The researchers found that the facial movements an actor makes when saying "clean swatches," for instance, are the same as those for such phrases as "likes swats," "then swine," or "need no pots."
Sarah Taylor and her colleagues at Disney Research Pittsburgh and the University of East Anglia, report that this approach, based on "dynamic visemes," or facial movements associated with speech sounds, produces far more alternative word sequences than approaches that use conventional visemes, which are static lip shapes associated with sounds.
They will present their findings April 23 at ICASSP 2015, the IEEE International Conference on Acoustics, Speech and Signal Processing in Brisbane, Australia.
"This work highlights the extreme level of ambiguity in visual-only speech recognition," Taylor said. But whereas a lip reader battles against ambiguity, using context to figure out the most likely words that were spoken, the Disney team exploited that ambiguity to find alternative words.
"Dynamic visemes are a more accurate model of visual speech articulation than conventional visemes and can generate visually plausible phonetic sequences with far greater linguistic diversity," she added.
The relationship between what a person sees and what a person hears is complex, Taylor noted.
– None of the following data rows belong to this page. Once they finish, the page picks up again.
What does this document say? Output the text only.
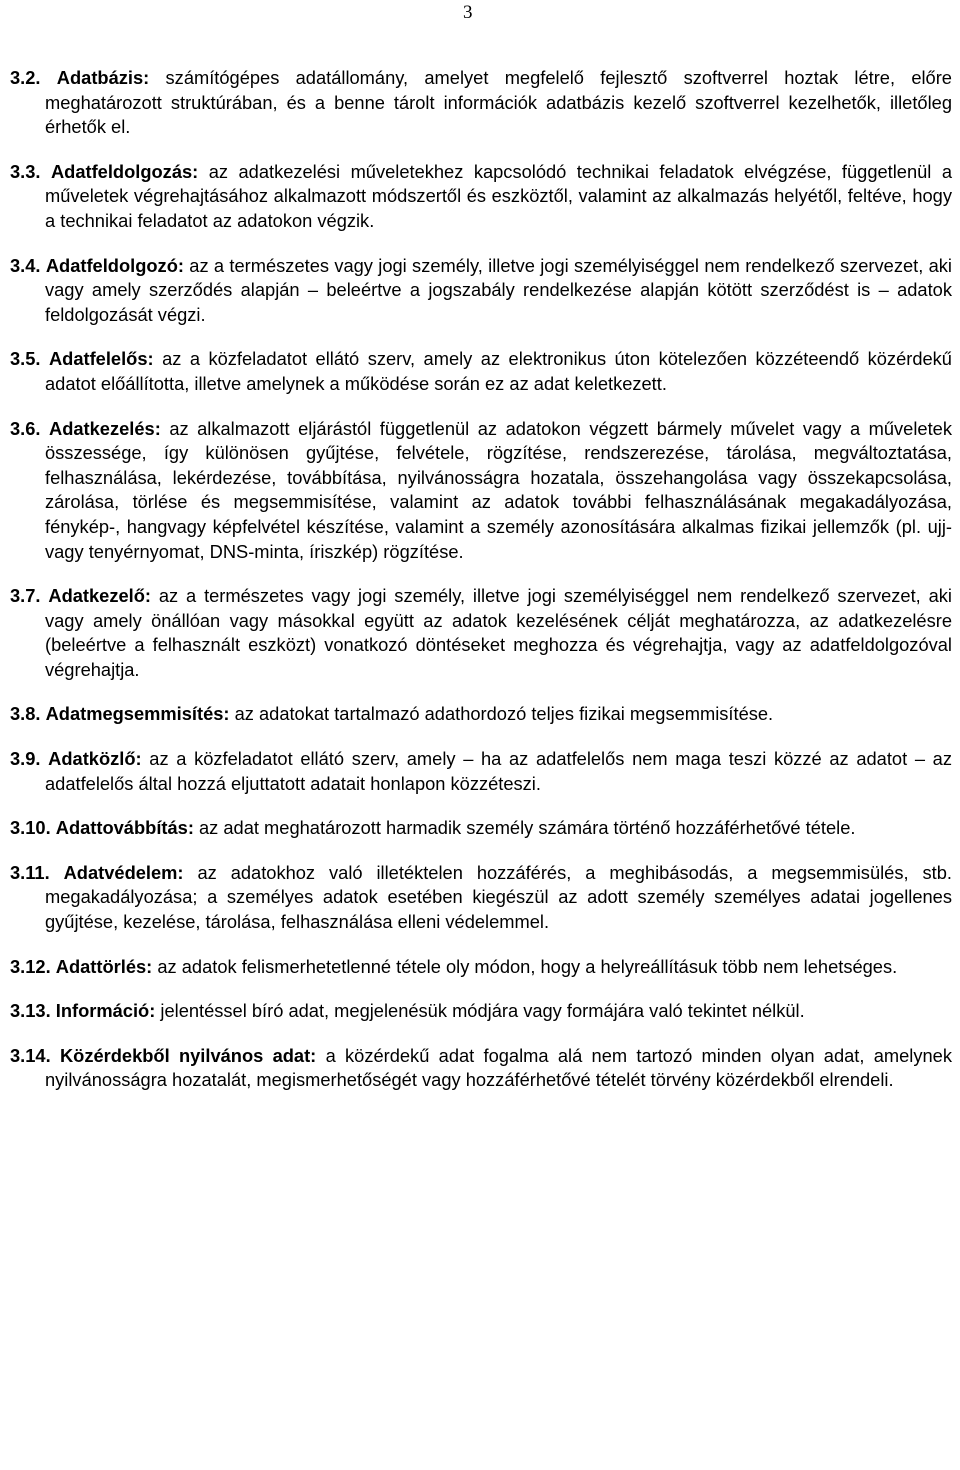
3

3.2. Adatbázis: számítógépes adatállomány, amelyet megfelelő fejlesztő szoftverrel hoztak létre, előre meghatározott struktúrában, és a benne tárolt információk adatbázis kezelő szoftverrel kezelhetők, illetőleg érhetők el.

3.3. Adatfeldolgozás: az adatkezelési műveletekhez kapcsolódó technikai feladatok elvégzése, függetlenül a műveletek végrehajtásához alkalmazott módszertől és eszköztől, valamint az alkalmazás helyétől, feltéve, hogy a technikai feladatot az adatokon végzik.

3.4. Adatfeldolgozó: az a természetes vagy jogi személy, illetve jogi személyiséggel nem rendelkező szervezet, aki vagy amely szerződés alapján – beleértve a jogszabály rendelkezése alapján kötött szerződést is – adatok feldolgozását végzi.

3.5. Adatfelelős: az a közfeladatot ellátó szerv, amely az elektronikus úton kötelezően közzéteendő közérdekű adatot előállította, illetve amelynek a működése során ez az adat keletkezett.

3.6. Adatkezelés: az alkalmazott eljárástól függetlenül az adatokon végzett bármely művelet vagy a műveletek összessége, így különösen gyűjtése, felvétele, rögzítése, rendszerezése, tárolása, megváltoztatása, felhasználása, lekérdezése, továbbítása, nyilvánosságra hozatala, összehangolása vagy összekapcsolása, zárolása, törlése és megsemmisítése, valamint az adatok további felhasználásának megakadályozása, fénykép-, hangvagy képfelvétel készítése, valamint a személy azonosítására alkalmas fizikai jellemzők (pl. ujj- vagy tenyérnyomat, DNS-minta, íriszkép) rögzítése.

3.7. Adatkezelő: az a természetes vagy jogi személy, illetve jogi személyiséggel nem rendelkező szervezet, aki vagy amely önállóan vagy másokkal együtt az adatok kezelésének célját meghatározza, az adatkezelésre (beleértve a felhasznált eszközt) vonatkozó döntéseket meghozza és végrehajtja, vagy az adatfeldolgozóval végrehajtja.

3.8. Adatmegsemmisítés: az adatokat tartalmazó adathordozó teljes fizikai megsemmisítése.

3.9. Adatközlő: az a közfeladatot ellátó szerv, amely – ha az adatfelelős nem maga teszi közzé az adatot – az adatfelelős által hozzá eljuttatott adatait honlapon közzéteszi.

3.10. Adattovábbítás: az adat meghatározott harmadik személy számára történő hozzáférhetővé tétele.

3.11. Adatvédelem: az adatokhoz való illetéktelen hozzáférés, a meghibásodás, a megsemmisülés, stb. megakadályozása; a személyes adatok esetében kiegészül az adott személy személyes adatai jogellenes gyűjtése, kezelése, tárolása, felhasználása elleni védelemmel.

3.12. Adattörlés: az adatok felismerhetetlenné tétele oly módon, hogy a helyreállításuk több nem lehetséges.

3.13. Információ: jelentéssel bíró adat, megjelenésük módjára vagy formájára való tekintet nélkül.

3.14. Közérdekből nyilvános adat: a közérdekű adat fogalma alá nem tartozó minden olyan adat, amelynek nyilvánosságra hozatalát, megismerhetőségét vagy hozzáférhetővé tételét törvény közérdekből elrendeli.
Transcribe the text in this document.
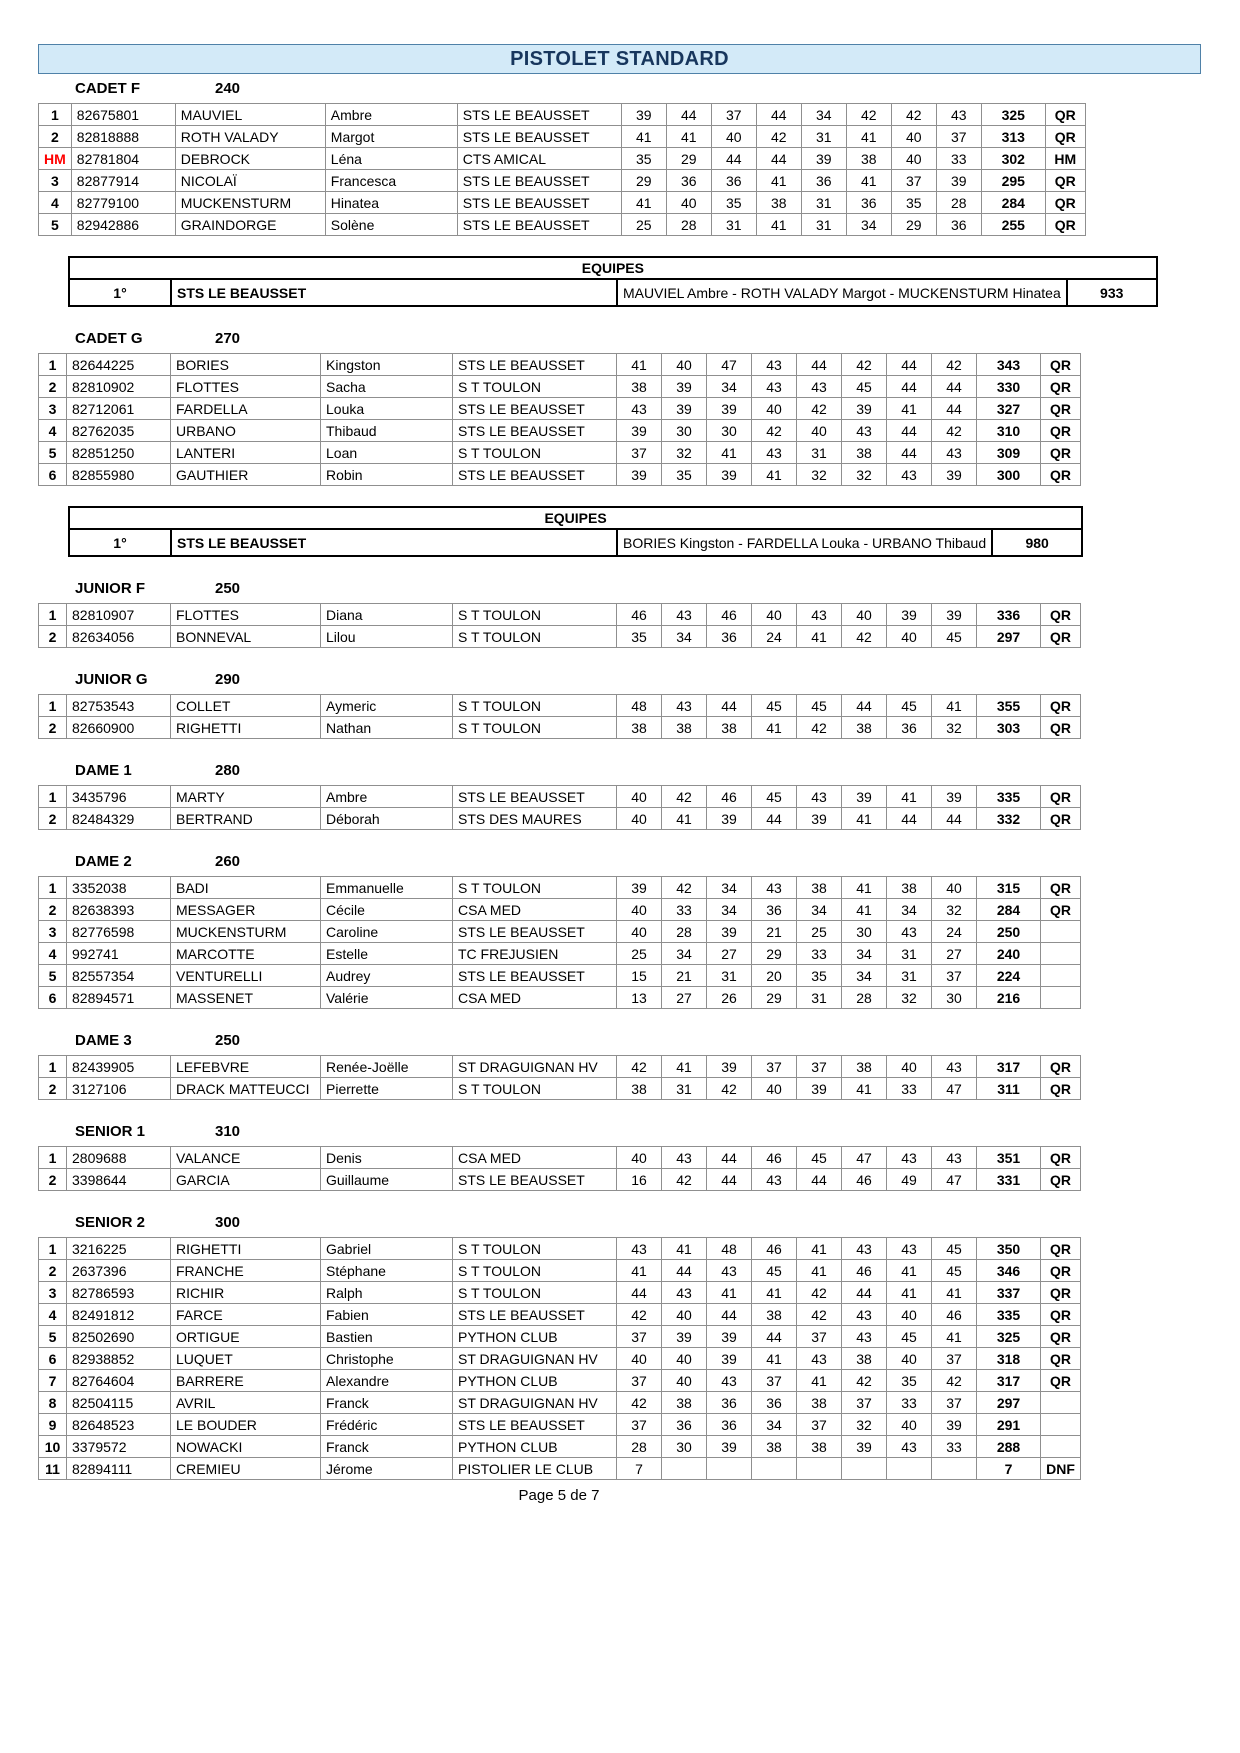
PISTOLET STANDARD
CADET F	240
1	82675801	MAUVIEL	Ambre	STS LE BEAUSSET	39	44	37	44	34	42	42	43	325	QR
2	82818888	ROTH VALADY	Margot	STS LE BEAUSSET	41	41	40	42	31	41	40	37	313	QR
HM	82781804	DEBROCK	Léna	CTS AMICAL	35	29	44	44	39	38	40	33	302	HM
3	82877914	NICOLAÏ	Francesca	STS LE BEAUSSET	29	36	36	41	36	41	37	39	295	QR
4	82779100	MUCKENSTURM	Hinatea	STS LE BEAUSSET	41	40	35	38	31	36	35	28	284	QR
5	82942886	GRAINDORGE	Solène	STS LE BEAUSSET	25	28	31	41	31	34	29	36	255	QR
EQUIPES
1°	STS LE BEAUSSET	MAUVIEL Ambre - ROTH VALADY Margot - MUCKENSTURM Hinatea	933
CADET G	270
1	82644225	BORIES	Kingston	STS LE BEAUSSET	41	40	47	43	44	42	44	42	343	QR
2	82810902	FLOTTES	Sacha	S T TOULON	38	39	34	43	43	45	44	44	330	QR
3	82712061	FARDELLA	Louka	STS LE BEAUSSET	43	39	39	40	42	39	41	44	327	QR
4	82762035	URBANO	Thibaud	STS LE BEAUSSET	39	30	30	42	40	43	44	42	310	QR
5	82851250	LANTERI	Loan	S T TOULON	37	32	41	43	31	38	44	43	309	QR
6	82855980	GAUTHIER	Robin	STS LE BEAUSSET	39	35	39	41	32	32	43	39	300	QR
EQUIPES
1°	STS LE BEAUSSET	BORIES Kingston - FARDELLA Louka - URBANO Thibaud	980
JUNIOR F	250
1	82810907	FLOTTES	Diana	S T TOULON	46	43	46	40	43	40	39	39	336	QR
2	82634056	BONNEVAL	Lilou	S T TOULON	35	34	36	24	41	42	40	45	297	QR
JUNIOR G	290
1	82753543	COLLET	Aymeric	S T TOULON	48	43	44	45	45	44	45	41	355	QR
2	82660900	RIGHETTI	Nathan	S T TOULON	38	38	38	41	42	38	36	32	303	QR
DAME 1	280
1	3435796	MARTY	Ambre	STS LE BEAUSSET	40	42	46	45	43	39	41	39	335	QR
2	82484329	BERTRAND	Déborah	STS DES MAURES	40	41	39	44	39	41	44	44	332	QR
DAME 2	260
1	3352038	BADI	Emmanuelle	S T TOULON	39	42	34	43	38	41	38	40	315	QR
2	82638393	MESSAGER	Cécile	CSA MED	40	33	34	36	34	41	34	32	284	QR
3	82776598	MUCKENSTURM	Caroline	STS LE BEAUSSET	40	28	39	21	25	30	43	24	250	
4	992741	MARCOTTE	Estelle	TC FREJUSIEN	25	34	27	29	33	34	31	27	240	
5	82557354	VENTURELLI	Audrey	STS LE BEAUSSET	15	21	31	20	35	34	31	37	224	
6	82894571	MASSENET	Valérie	CSA MED	13	27	26	29	31	28	32	30	216	
DAME 3	250
1	82439905	LEFEBVRE	Renée-Joëlle	ST DRAGUIGNAN HV	42	41	39	37	37	38	40	43	317	QR
2	3127106	DRACK MATTEUCCI	Pierrette	S T TOULON	38	31	42	40	39	41	33	47	311	QR
SENIOR 1	310
1	2809688	VALANCE	Denis	CSA MED	40	43	44	46	45	47	43	43	351	QR
2	3398644	GARCIA	Guillaume	STS LE BEAUSSET	16	42	44	43	44	46	49	47	331	QR
SENIOR 2	300
1	3216225	RIGHETTI	Gabriel	S T TOULON	43	41	48	46	41	43	43	45	350	QR
2	2637396	FRANCHE	Stéphane	S T TOULON	41	44	43	45	41	46	41	45	346	QR
3	82786593	RICHIR	Ralph	S T TOULON	44	43	41	41	42	44	41	41	337	QR
4	82491812	FARCE	Fabien	STS LE BEAUSSET	42	40	44	38	42	43	40	46	335	QR
5	82502690	ORTIGUE	Bastien	PYTHON CLUB	37	39	39	44	37	43	45	41	325	QR
6	82938852	LUQUET	Christophe	ST DRAGUIGNAN HV	40	40	39	41	43	38	40	37	318	QR
7	82764604	BARRERE	Alexandre	PYTHON CLUB	37	40	43	37	41	42	35	42	317	QR
8	82504115	AVRIL	Franck	ST DRAGUIGNAN HV	42	38	36	36	38	37	33	37	297	
9	82648523	LE BOUDER	Frédéric	STS LE BEAUSSET	37	36	36	34	37	32	40	39	291	
10	3379572	NOWACKI	Franck	PYTHON CLUB	28	30	39	38	38	39	43	33	288	
11	82894111	CREMIEU	Jérome	PISTOLIER LE CLUB	7								7	DNF
Page 5 de 7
In the "clean swatches" example, for instance, the alternative word sequences can vary in the number of syllables yet remain visually consistent with the video.
Speech redubbing, such as translating movies, television shows and video games into another language, or removing offensive language from a TV show, typically involves meticulous scripting to select words that match lip motions and re-recording by a skilled actor. Automatic speech redubbing, as explored in this study, is a largely unexplored area of research.
With conventional static visemes, a lip shape is assumed to represent a small number of different sounds and the mapping of those units to distinctive sounds is incomplete, which the researchers found limited the number of alternative word sequences that could be automatically generated.
Dynamic visemes represents the set of speech-related lip motions and their mapping to sequences of spoken sounds. The researchers exploit this more general mapping to identify a large number of different word sequences for a given facial movement.
"The method using dynamic visemes produces many more plausible alternative word sequences that are perceivably better than those produced using a static viseme approaches," Taylor said.